There is a question remaining and there are dialogs within this about doing something cyclic pitch wise in order to create a power steering and about doing "collective" pitch AKA controllable pitch propeller. I'm on design model version 6 and will pretty much scrap previous versions.
The question boils down to - "to what end?" which is to say, what is the mission statement and how does it improve on the current state of the art? Well, my notion is that a controllable pitch propeller should be better at regulating the speed of the model. To do that doesn't necessarily require very sophisticated controls. A propeller which can change it's pitch is actually just moving it's efficiency band around. This can be used in several ways for our models. It can help with climbing and diving by decreasing pitch. Going up it can make more power by flattening and speeding up and going down it can brake by also flattening and slowing down. Wolfgang had the same basic idea although I was unware of his idea when I began working on this idea.
Here's my experience fly with a Fiorroti timer.
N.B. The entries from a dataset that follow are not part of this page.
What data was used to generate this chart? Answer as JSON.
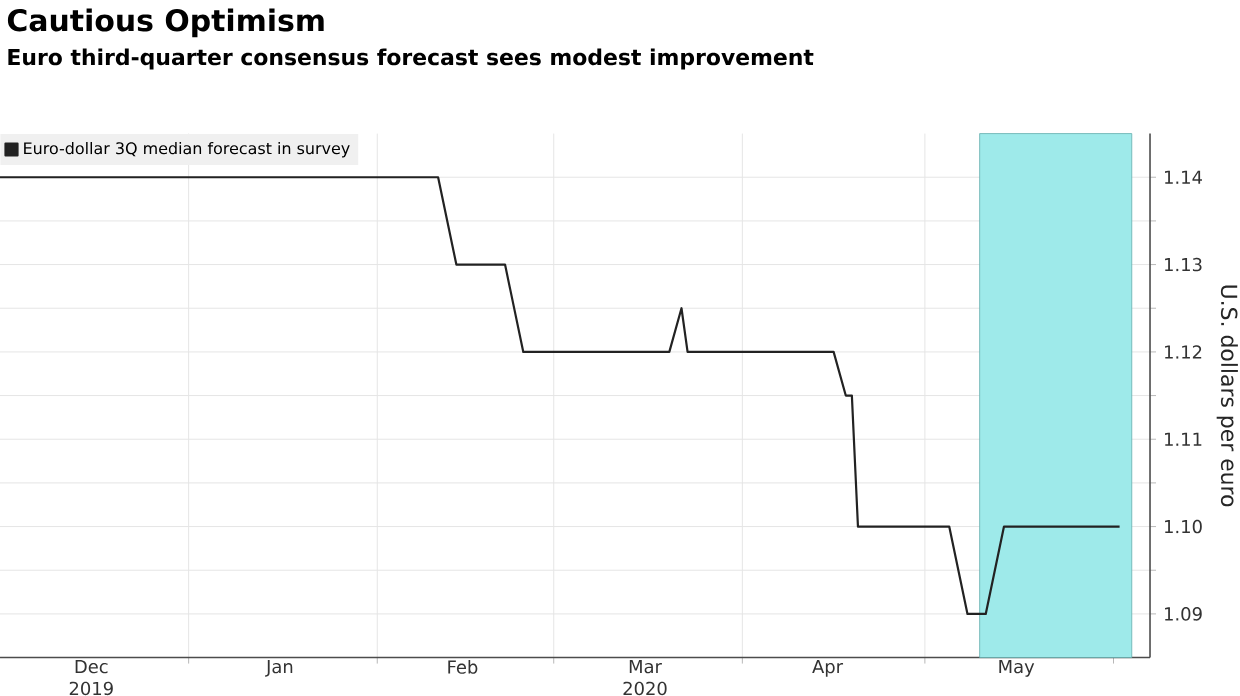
{
  "chart_data": {
    "type": "line",
    "title": "Cautious Optimism",
    "subtitle": "Euro third-quarter consensus forecast sees modest improvement",
    "ylabel": "U.S. dollars per euro",
    "series": [
      {
        "name": "Euro-dollar 3Q median forecast in survey",
        "color": "#222222",
        "x": [
          "2019-12-01",
          "2020-02-11",
          "2020-02-14",
          "2020-02-22",
          "2020-02-25",
          "2020-03-20",
          "2020-03-22",
          "2020-03-23",
          "2020-04-16",
          "2020-04-18",
          "2020-04-19",
          "2020-04-20",
          "2020-05-05",
          "2020-05-08",
          "2020-05-11",
          "2020-05-14",
          "2020-06-02"
        ],
        "values": [
          1.14,
          1.14,
          1.13,
          1.13,
          1.12,
          1.12,
          1.125,
          1.12,
          1.12,
          1.115,
          1.115,
          1.1,
          1.1,
          1.09,
          1.09,
          1.1,
          1.1
        ]
      }
    ],
    "xlim": [
      "2019-12-01",
      "2020-06-07"
    ],
    "xticks": [
      {
        "value": "2019-12-16",
        "label": "Dec 2019"
      },
      {
        "value": "2020-01-01",
        "label": null
      },
      {
        "value": "2020-01-16",
        "label": "Jan"
      },
      {
        "value": "2020-02-01",
        "label": null
      },
      {
        "value": "2020-02-15",
        "label": "Feb"
      },
      {
        "value": "2020-03-01",
        "label": null
      },
      {
        "value": "2020-03-16",
        "label": "Mar 2020"
      },
      {
        "value": "2020-04-01",
        "label": null
      },
      {
        "value": "2020-04-15",
        "label": "Apr"
      },
      {
        "value": "2020-05-01",
        "label": null
      },
      {
        "value": "2020-05-16",
        "label": "May"
      },
      {
        "value": "2020-06-01",
        "label": null
      }
    ],
    "ylim": [
      1.085,
      1.145
    ],
    "yticks": [
      1.09,
      {
        "value": 1.095,
        "label": null
      },
      {
        "value": 1.1,
        "label": "1.10"
      },
      {
        "value": 1.105,
        "label": null
      },
      1.11,
      {
        "value": 1.115,
        "label": null
      },
      1.12,
      {
        "value": 1.125,
        "label": null
      },
      1.13,
      {
        "value": 1.135,
        "label": null
      },
      1.14
    ],
    "bands": [
      {
        "axis": "x",
        "from": "2020-05-10",
        "to": "2020-06-04",
        "color": "#9eeaea"
      }
    ],
    "grid": true,
    "legend": "top left",
    "marker": "none",
    "line_style": "solid"
  }
}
It works quite well. A controllable pitch propeller most likely could be made to work better. However that is a big leap in terms of cost. Again the question with which I intended this discussion initially to be is it worth the pursuit for other than intellectual curiosity? My guess is, maybe. Especially on that first corner of the outside square which is one place where a fixed pitch propeller looses. Doing a simple speed governor on the prop and pumping the power demand the way Fiorroti does would be kinda slick. There's a whole lot more that would be incorporated.
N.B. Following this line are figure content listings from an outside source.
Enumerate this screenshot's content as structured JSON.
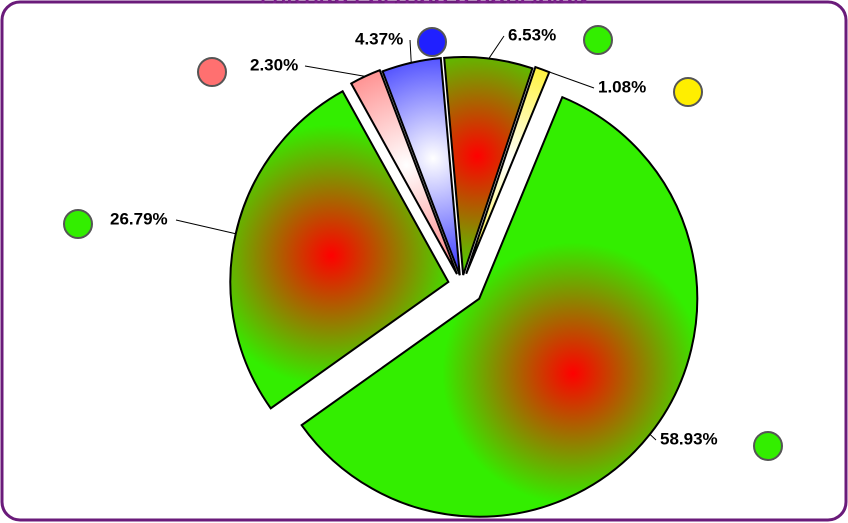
{
  "chart_data": {
    "type": "pie",
    "title": "PARTIDO POLÍTICO O COALICIÓN",
    "values": [
      6.53,
      1.08,
      58.93,
      26.79,
      2.3,
      4.37
    ],
    "value_labels": [
      "6.53%",
      "1.08%",
      "58.93%",
      "26.79%",
      "2.30%",
      "4.37%"
    ],
    "colors": [
      "#33ee00",
      "#ffee00",
      "#33ee00",
      "#33ee00",
      "#ff7070",
      "#2020ff"
    ]
  }
}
In regards to doing a cyclic pitch affair on the front of the airplane AKA V22 Osprey or XV-3. It's doable but to what end? Attaching a swashplate to the front of the airplane would add quite a bit of complexity and remember this one important detail, the swashplate stays where it is because there is a servo connected to it whether said servo is hydraulic, electric or meat which restrains it from moving. When a swashplate connected to a bellcrank connected to lines going to a handle held by the primary meat servo, looses tension it is free to move about at will. What then is the result? Scary thoughts go through my brain. Also, it takes torque to move the swashplate which will add to the control moments of the airplane. There's no free lunch.
So, I am on this road which includes some airplanes and the whole powerplant project is going to hold at this current state until I get a couple models done and a Citabria in the hangar started. Yeah, work. I gotta make some money. The current airplane is going to it's new owner and the next is in queue.